Если перейти дорогу, уже виден домик. Сворачиваешь налево. Маленькая дорожка. Как ни крути головой, многоэтажек не видно, хоть здесь и перспективный пригород. В этом ракурсе строительная техника и подъемные краны спрятаны за высокими деревьями. Дорожка не расчищена. Редкие следы в снегу, от ног и собачьих лап.
На пригорке, в тупике, самый высокий дом, старинная вилла, украшенная орнаментом, во дворе большие машины, черные «мерседесы», сада нет. Кто-то в окне, мельком, чей-то зоркий взгляд.
Исчезает за черными шторами.
Каменный дом с трещинами, пятна облупившейся краски, сетка поверх изоляционного материала — отсюда ее хорошо видно. Желтая стекловата, намокшая, осевшая. Вдоль стены — рваные провода, ведущие к встрепанной антенне. Во дворе свалены и позабыты лодки, прицепы, доски. Старый холодильник. Велосипед.
На окне занавески, желтые в цветочек.
Дальше другие дома.
Красные домики с белым кантом вдоль ручья, вечно дымящие трубы. Во дворах дрова горкой, тщательно укрытые от непогоды.

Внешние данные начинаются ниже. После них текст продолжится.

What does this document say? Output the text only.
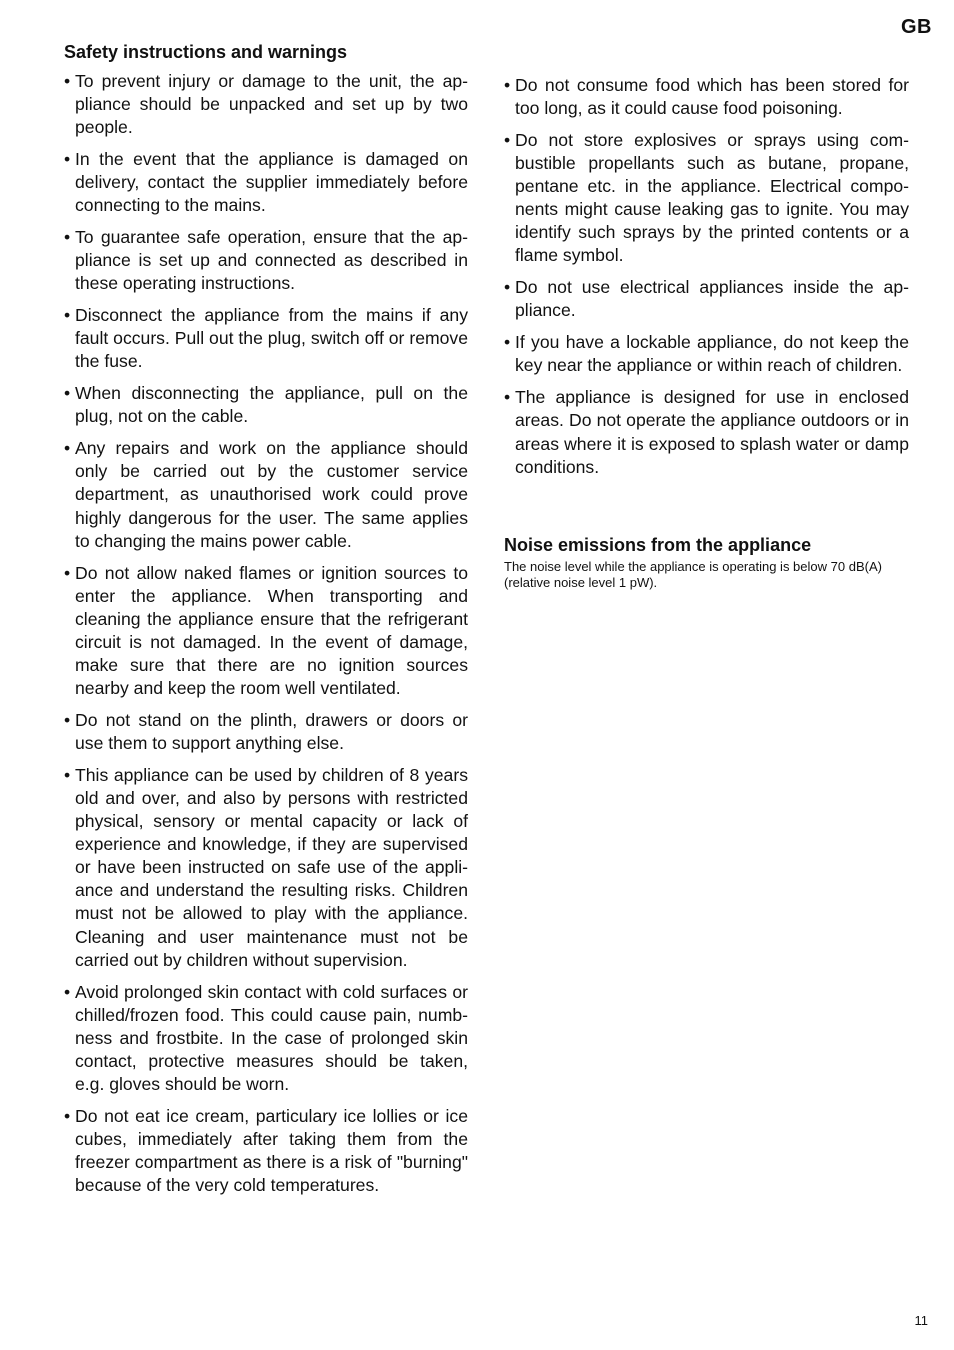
GB
Safety instructions and warnings
• To prevent injury or damage to the unit, the appliance should be unpacked and set up by two people.
• In the event that the appliance is damaged on delivery, contact the supplier immediately before connecting to the mains.
• To guarantee safe operation, ensure that the appliance is set up and connected as described in these operating instructions.
• Disconnect the appliance from the mains if any fault occurs. Pull out the plug, switch off or remove the fuse.
• When disconnecting the appliance, pull on the plug, not on the cable.
• Any repairs and work on the appliance should only be carried out by the customer service department, as unauthorised work could prove highly dangerous for the user. The same applies to changing the mains power cable.
• Do not allow naked flames or ignition sources to enter the appliance. When transporting and cleaning the appliance ensure that the refrigerant circuit is not damaged. In the event of damage, make sure that there are no ignition sources nearby and keep the room well ventilated.
• Do not stand on the plinth, drawers or doors or use them to support anything else.
• This appliance can be used by children of 8 years old and over, and also by persons with restricted physical, sensory or mental capacity or lack of experience and knowledge, if they are supervised or have been instructed on safe use of the appliance and understand the resulting risks. Children must not be allowed to play with the appliance. Cleaning and user maintenance must not be carried out by children without supervision.
• Avoid prolonged skin contact with cold surfaces or chilled/frozen food. This could cause pain, numbness and frostbite. In the case of prolonged skin contact, protective measures should be taken, e.g. gloves should be worn.
• Do not eat ice cream, particulary ice lollies or ice cubes, immediately after taking them from the freezer compartment as there is a risk of "burning" because of the very cold temperatures.
• Do not consume food which has been stored for too long, as it could cause food poisoning.
• Do not store explosives or sprays using combustible propellants such as butane, propane, pentane etc. in the appliance. Electrical components might cause leaking gas to ignite. You may identify such sprays by the printed contents or a flame symbol.
• Do not use electrical appliances inside the appliance.
• If you have a lockable appliance, do not keep the key near the appliance or within reach of children.
• The appliance is designed for use in enclosed areas. Do not operate the appliance outdoors or in areas where it is exposed to splash water or damp conditions.
Noise emissions from the appliance

The noise level while the appliance is operating is below 70 dB(A) (relative noise level 1 pW).

11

Яблони с торчащими серыми ветками.
В домиках старички и старушки, сутулые, с вязанием.
Невидимые.
На тесных чердаках пыльные люльки, на стенах и комодах фотографии, шапочки выпускников.
Дети.
Я сажусь на обратный автобус. Он полон, как и полагается автобусу в этом городе, в это время суток. Я думаю о яблочных пончиках, о детских велосипедах. Есть свободное сидение, на двоих. Через несколько остановок кто-то садится рядом со мной. Это дама в шубе. Такая большая, что шуба меня задевает. Дама не думает потесниться. Смотрит перед собой. Не пересаживается. Сидит на месте. Я выхожу первой.
9
Во сне ко мне приходит свет, он приближается, двигаясь от песочницы, подходит так близко, что я вижу лицо. Двигается, как шаровая молния, прямо на меня, и раз за разом что-то спрашивает, но я не слышу. Я хочу понять и переспрашиваю, но в ответ раздается только шум, и свет теряет терпение, исчезает, я не знаю куда, и по пробуждении вопросов больше нет, хватает дыхания.
Сверху доносится звук шажков, лапок. Цокот коготков.
За окном черно.
Двор пуст.
Лужайка голая, снежного покрова нет. Качели болтаются, задевая землю. На клумбе пожухлый горошек и чертополох, коричневые. Мертвые.
Мужчина в майке на верхнем этаже в подъезде «Д» подходит к холодильнику и пьет молоко прямо из пакета. На третьем этаже в подъезде «Б» длинноногие мальчики прыгают на кровати, я вижу тени на занавесках с Человеком-Пауком.
Остальные спят или бодрствуют во тьме. Все окна затемнены, задрапированы. Сверху не доносятся звуки. София теперь спит одна, собирается с силами. Тяжкий сон, редкое дыхание, еле слышное.
Во вчерашнем выпуске газеты полиция собирает сведения о десятилетней девочке, которая ходила по улицам городка Тавастехус с годовалым ребенком в коляске в ночь на воскресенье и искала родителей. Девочка спрашивала, не видел ли их кто-нибудь в барах и ресторанах, и в полицию позвонил охранник одного из заведений. Однако после девочку с коляской не видели. С ними также был светлошерстный лабрадор.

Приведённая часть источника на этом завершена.